Evolution Movie Review
Director Ivan Reitman goes rummaging around in his "Ghostbusters" bag of tricks to give his new comedy "Evolution" all the trappings of a major laugh fest -- but the one thing he forgot was the major laughs.
Until the picture hits a slight stride about half way through, its few weak snickers come mostly from knowing winks at the intentional irony of David Duchovny starring in what is, for all practical purposes, a spoof of "The X-Files."
Duchovny and Orlando Jones ("Say It Isn't So," "Double Take") star as quack professors at an Arizona community college who discover living microbes on a meteor that crashes to Earth near their campus. Flush with scientific exhilaration, they soon realize these lifeforms are evolving at an exponential rate. In a day they've become multi-celled organisms. Hours later they're extraterrestrial worms. By the time the military inevitably shows up to take control and kick the professors off their own project, full-blown insects and reptilian critters have appeared.
Well, I think we all know where this is going. But predictability isn't the problem. Nor is the fact that the plot seems like little more than a rejiggered "Ghostbusters" -- right down to the sexy student flirting for extra credit in one professor's introductory scene and the goop-doused finale, in which unconventional science saves the day after an government surrogate makes things much worse with his arrogant ineptitude.
The problem is that the movie's multiplying, overly-F/X-y CGI beasts show more signs of life than the script or the actors.

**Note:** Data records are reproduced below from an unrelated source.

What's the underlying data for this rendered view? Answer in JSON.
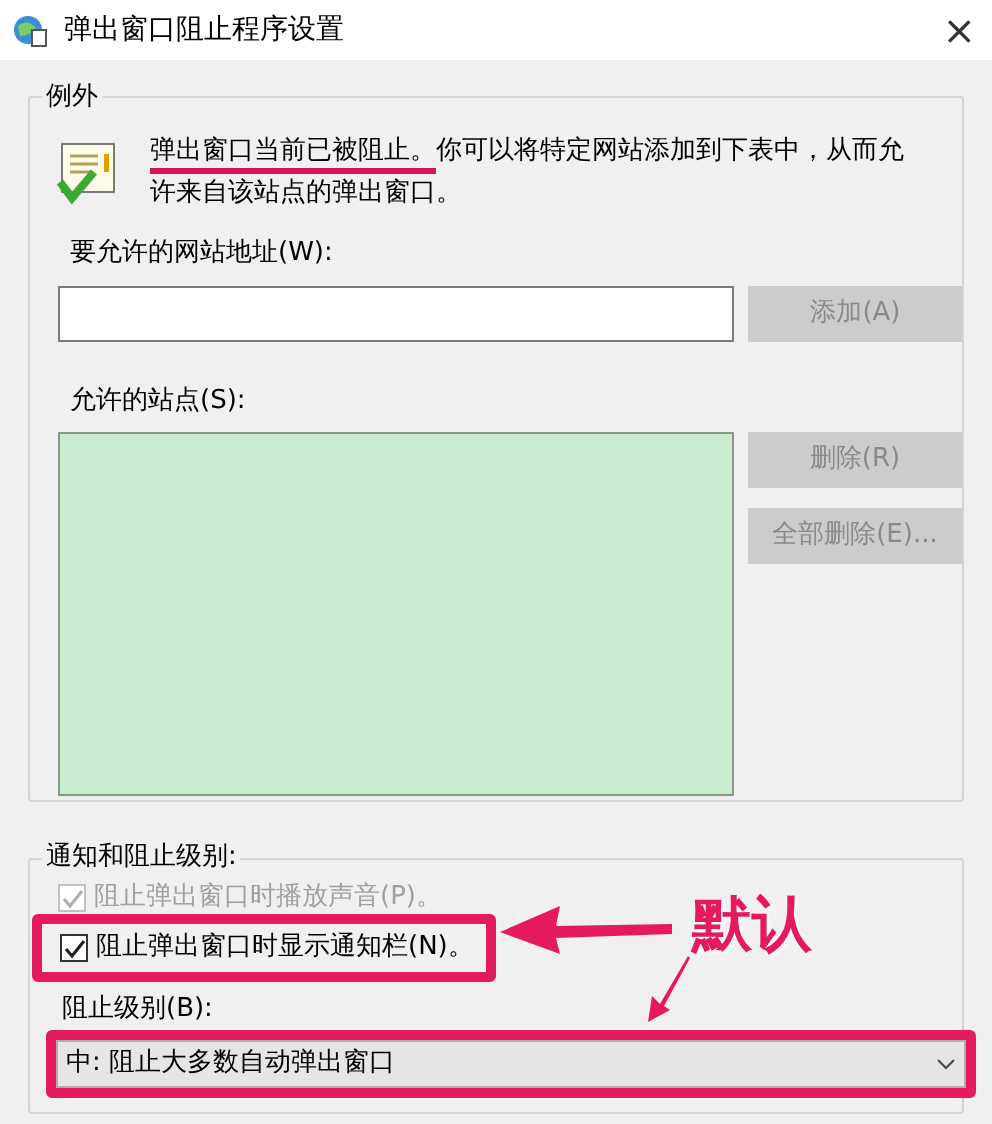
{
  "window": {
    "title": "弹出窗口阻止程序设置",
    "close": "×"
  },
  "exceptions": {
    "legend": "例外",
    "message": {
      "marked": "弹出窗口当前已被阻止。",
      "rest": "你可以将特定网站添加到下表中，从而允许来自该站点的弹出窗口。"
    },
    "address_label": "要允许的网站地址(W):",
    "add_button": {
      "label": "添加(A)",
      "disabled": true
    },
    "sites_label": "允许的站点(S):",
    "buttons": [
      {
        "label": "删除(R)",
        "disabled": true
      },
      {
        "label": "全部删除(E)...",
        "disabled": true
      }
    ]
  },
  "notifications": {
    "legend": "通知和阻止级别:",
    "options": [
      {
        "label": "阻止弹出窗口时播放声音(P)。",
        "checked": true,
        "disabled": true
      },
      {
        "label": "阻止弹出窗口时显示通知栏(N)。",
        "checked": true,
        "disabled": false
      }
    ],
    "level_label": "阻止级别(B):",
    "level_value": "中: 阻止大多数自动弹出窗口"
  },
  "annotation": {
    "text": "默认"
  }
}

Duchovny, Jones, and the former art flick habitue Julianne Moore (who plays a Center for Disease Control researcher) seem to be having fun on the set, yet their performances are sadly listless. Reitman seems to have left them to their own devices except when lobbing comedic nothings. He practically pauses for rim-shots after duds like Jones expressing surprise by hollering "Great googa mooga!"
He does the same thing for clumsy running gags (Moore trips and falls a lot) and lame wisecracks as well. "This looks like the kitchen from my first apartment," Jones says when entering the soupy, primordial jungle that has cropped up around the meteor only a couple days after its discovery. If this movie was a Vaudeville act, it would get the hook in its first 20 minutes.
As a result, "Evolution" hardly evolves at all. The action and the energy level pick up a bit once the military decides to napalm the network of underground caves where the now full-formed aliens are breeding (over the nonspecific objections of Duchovny, Jones and Moore, who then have to save the day). But until then the movie is little more than a patchwork of random scenes in suburbs, country clubs and malls in which various critters attack, followed by our heroes arriving to analyze the situation. Aside from the occasional one-liner, that's about all they do.
If it's "Alienbusters" you're looking for, look to "Men In Black" instead, because when it comes to survival of the fittest in the arena of extraterrestrial pest control comedies, "Evolution" will go the way of the dodo after a short life of being kicked around by this summer's bigger hits.